Sir Paul McCartney thinks artists are seizing back the power over the music business, and thinks the argument that MP3 files don't sound as good is silly.
An extensive interview with the former Beatle on the Chicago Tribune website sees McCartney in a talkative mood.
On his decision to leave EMI and sign his latest Memory Almost Full album to Starbucks, he says: "Artists are taking it into their own hands again, and it's really showing the record companies that it's time they get their act together. It's not the end of the world for EMI, they are like family to me."
McCartney reveals that in private chats with long-term associates within EMI before he made his decision, he'd been advised to make some kind of move, with EMI staffers saying, "I really don't blame you man."
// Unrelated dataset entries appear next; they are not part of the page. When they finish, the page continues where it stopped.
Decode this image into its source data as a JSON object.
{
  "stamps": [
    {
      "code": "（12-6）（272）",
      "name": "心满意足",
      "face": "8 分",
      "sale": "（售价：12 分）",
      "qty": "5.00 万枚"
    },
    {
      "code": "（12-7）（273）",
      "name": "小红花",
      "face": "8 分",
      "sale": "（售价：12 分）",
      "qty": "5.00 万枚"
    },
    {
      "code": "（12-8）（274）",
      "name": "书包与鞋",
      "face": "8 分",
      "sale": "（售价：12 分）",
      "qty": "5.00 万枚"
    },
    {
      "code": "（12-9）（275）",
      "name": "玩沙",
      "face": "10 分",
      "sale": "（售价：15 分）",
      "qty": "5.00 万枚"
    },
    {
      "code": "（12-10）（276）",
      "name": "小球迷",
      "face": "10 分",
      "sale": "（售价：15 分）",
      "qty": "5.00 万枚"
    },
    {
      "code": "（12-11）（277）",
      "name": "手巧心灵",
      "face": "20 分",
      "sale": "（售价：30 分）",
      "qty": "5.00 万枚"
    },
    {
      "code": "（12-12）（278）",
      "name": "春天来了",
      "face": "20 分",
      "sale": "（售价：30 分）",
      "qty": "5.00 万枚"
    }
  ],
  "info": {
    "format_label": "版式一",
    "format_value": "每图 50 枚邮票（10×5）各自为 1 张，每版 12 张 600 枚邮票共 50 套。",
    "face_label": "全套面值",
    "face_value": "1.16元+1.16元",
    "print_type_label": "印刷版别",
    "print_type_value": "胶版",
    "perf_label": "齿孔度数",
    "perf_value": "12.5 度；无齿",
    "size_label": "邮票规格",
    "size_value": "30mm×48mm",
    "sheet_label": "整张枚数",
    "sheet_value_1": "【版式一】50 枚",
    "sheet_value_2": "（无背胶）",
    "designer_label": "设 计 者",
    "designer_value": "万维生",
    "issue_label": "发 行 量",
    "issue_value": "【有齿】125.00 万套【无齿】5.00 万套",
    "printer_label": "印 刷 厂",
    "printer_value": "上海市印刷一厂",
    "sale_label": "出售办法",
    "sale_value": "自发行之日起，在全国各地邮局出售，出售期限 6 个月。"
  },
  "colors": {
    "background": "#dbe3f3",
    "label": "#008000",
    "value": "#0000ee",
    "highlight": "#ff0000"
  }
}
On his relationship with Apple, he says: "I've known [Apple founder] Steve Jobs for a little while, and he's a hands-on guy who I can talk to. Strangely enough, that's not always the case. I often met layers of secretaries before I could talk to the guy in charge at my old label. If I call Steve Jobs, I get Steve, and you talk like guys, like a couple of people. That element was great. They became interested in me doing a commercial for the Apple thing. All I had to do was sing the first track of my album. That was more like a music deal than a commercial for me. I didn't have to say, "And I believe in iTunes and Apple, and the iPod is the greatest invention ever." I didn't have to do any of that. So that suited me."
On the debate concerning the faithfulness of MP3 tracks to their original recordings, McCartney points out that when he first got into music he would listen to mono radio, and observes that stereo recordings themselves were something that happened relatively late on in his career.